While stages are randomised, they never feel truly unique – the first episode, for instance, is formed of only a dozen or so different rooms, leading to a sense of déjà vu. Later stages are more set-piece orientated, including things such as traps and pressure plates, and boss levels have been specially designed battle arenas.

Let’s rewind back to the 30 minute (approx.) playtime of each stage. If that seems lengthy for a relatively straightforward online co-op dungeon crawler, that’s because it is. The pacing here is oddly slow – characters walk at a leisurely pace – which diminishes the sense of urgency – enemies are slow to emerge from their hidey holes, and trying to locate the last enemy standing within larger areas can be a drag. Enemies only attack a few at a time – it’s quite rare to see more than five foes on screen at once – and lining up headshots with a bow and arrow can be a slow process, with most enemies requiring multiple hits. If you’re expecting to wipe out hordes of skeletons in one fell swoop and dash quickly through stages, you may need to dial back expectations.  

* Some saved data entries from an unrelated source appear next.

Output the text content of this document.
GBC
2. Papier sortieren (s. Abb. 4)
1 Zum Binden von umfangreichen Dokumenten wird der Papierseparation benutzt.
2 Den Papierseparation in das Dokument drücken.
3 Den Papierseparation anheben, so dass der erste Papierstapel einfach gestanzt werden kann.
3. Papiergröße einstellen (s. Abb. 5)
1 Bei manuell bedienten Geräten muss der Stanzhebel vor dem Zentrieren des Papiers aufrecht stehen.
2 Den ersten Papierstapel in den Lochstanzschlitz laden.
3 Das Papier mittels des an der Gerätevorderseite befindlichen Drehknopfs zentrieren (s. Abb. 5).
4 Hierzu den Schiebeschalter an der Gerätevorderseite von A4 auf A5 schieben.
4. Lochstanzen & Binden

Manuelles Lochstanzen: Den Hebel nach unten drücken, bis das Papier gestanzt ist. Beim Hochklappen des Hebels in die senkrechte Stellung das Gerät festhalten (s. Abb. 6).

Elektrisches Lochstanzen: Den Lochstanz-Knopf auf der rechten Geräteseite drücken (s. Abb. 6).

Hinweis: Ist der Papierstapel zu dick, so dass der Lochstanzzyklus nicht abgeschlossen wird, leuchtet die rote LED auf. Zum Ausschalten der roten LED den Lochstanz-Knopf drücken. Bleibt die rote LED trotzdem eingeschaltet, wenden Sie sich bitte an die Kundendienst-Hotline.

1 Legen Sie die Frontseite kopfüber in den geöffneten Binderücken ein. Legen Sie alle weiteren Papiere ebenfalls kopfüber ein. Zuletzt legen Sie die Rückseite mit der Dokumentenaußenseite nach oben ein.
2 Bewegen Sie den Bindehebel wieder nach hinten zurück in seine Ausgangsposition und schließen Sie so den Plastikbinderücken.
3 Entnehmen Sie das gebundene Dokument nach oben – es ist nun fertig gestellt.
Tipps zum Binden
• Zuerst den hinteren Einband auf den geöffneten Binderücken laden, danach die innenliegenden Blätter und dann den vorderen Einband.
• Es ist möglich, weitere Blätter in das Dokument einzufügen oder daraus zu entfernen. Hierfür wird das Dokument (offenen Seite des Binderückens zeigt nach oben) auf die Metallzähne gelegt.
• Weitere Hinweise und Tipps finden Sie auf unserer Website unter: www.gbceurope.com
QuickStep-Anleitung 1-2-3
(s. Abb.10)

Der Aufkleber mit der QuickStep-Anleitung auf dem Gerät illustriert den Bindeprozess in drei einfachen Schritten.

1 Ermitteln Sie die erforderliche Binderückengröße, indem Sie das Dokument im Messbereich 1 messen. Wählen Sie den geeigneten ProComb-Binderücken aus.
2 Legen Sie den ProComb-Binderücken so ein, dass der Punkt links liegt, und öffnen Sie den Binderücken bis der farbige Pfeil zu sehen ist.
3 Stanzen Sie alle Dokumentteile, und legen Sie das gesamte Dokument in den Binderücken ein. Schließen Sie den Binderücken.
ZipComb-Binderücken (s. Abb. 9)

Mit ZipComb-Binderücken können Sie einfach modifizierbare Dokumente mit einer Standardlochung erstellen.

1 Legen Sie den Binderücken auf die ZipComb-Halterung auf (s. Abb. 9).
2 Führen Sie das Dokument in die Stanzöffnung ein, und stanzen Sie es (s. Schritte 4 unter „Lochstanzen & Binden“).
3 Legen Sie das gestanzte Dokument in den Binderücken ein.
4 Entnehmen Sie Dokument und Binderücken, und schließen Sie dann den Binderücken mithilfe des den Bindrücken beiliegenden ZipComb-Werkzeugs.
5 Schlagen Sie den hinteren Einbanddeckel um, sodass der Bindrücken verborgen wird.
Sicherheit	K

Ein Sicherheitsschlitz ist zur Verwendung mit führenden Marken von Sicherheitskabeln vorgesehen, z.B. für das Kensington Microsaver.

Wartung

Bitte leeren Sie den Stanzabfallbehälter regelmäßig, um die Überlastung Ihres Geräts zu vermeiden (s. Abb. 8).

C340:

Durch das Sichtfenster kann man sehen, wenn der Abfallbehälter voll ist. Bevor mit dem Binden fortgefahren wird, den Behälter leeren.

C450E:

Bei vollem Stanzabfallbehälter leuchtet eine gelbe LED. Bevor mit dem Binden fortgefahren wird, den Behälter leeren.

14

The difficulty can be altered before starting an episode, and it’s possible to play solo with fewer enemies to deal with. Playing on higher difficulties earns more rewards, with gold, shards, and runes required to unlock more weapons and upgrade the merchant’s stores within the menu driven hub. Things in the hub aren’t particularly well explained, and it does help matters that the presentation – including the overwhelming text-based tutorial – often has a slight ‘placeholder’ look. It’s also peculiar that acquired gold is tied to each character – so you may find yourself sticking to a single hero rather than experimenting with all four. So much for sharing the wealth.

As early as the second world – a catacomb of underground crypts – I found myself dying after taking just a few hits, and all because I’d overlooked a ‘constellation’ screen where stats can be incrementally improved by assigning crystal shards. Worsening the swiftly increasing difficulty, reviving fallen players takes far too long, leaving you open to attack, and as the game is oddly quiet it can be difficult to hear enemies creeping up from behind. The first world is also littered with explosives – and both other players and fire-breathing enemies can set off chain reactions, killing you (and any other party members) without warning.

I hoped to jump into MythForce and play each episode one after the other, gradually improving and upgrading skills along the way. Sure, I expected it to be reasonably challenging, but I never expected something this bright and breezy to be quite so punishing. If you succumb to a boss all progress is lost – there are no checkpoints and no retries. This issue is worsened when playing solo as there are no AI players to revive you. The solution here isn’t to simply ‘get good’ but rather to grind – with each passing episode, enemies become stronger and more aggressive, meaning you need to unlock better weapons and improve stats to keep up. While this does make the experience longer lasting, forcing you to play through past episodes on higher difficulties, this ultimately harms the sense of progression. In the space of a couple of hours, it went from being an enjoyable co-op skeleton basher to an arderous slog.

MythForce has been in early access for a while, and there is evidence that some elements have been refined following player feedback. Regardless, Version 1.0 (which has just hit consoles) still feels like it needs additional work, especially when it comes to balancing the difficulty and making sure players feel like they’re being rewarded for their efforts. In its current state, it’s more TigerSharks than Thundercats. But it could be worse – it could be SilverHawks.

Developed by Beamdog, MythForce is out now on all formats. Published by Aspyr.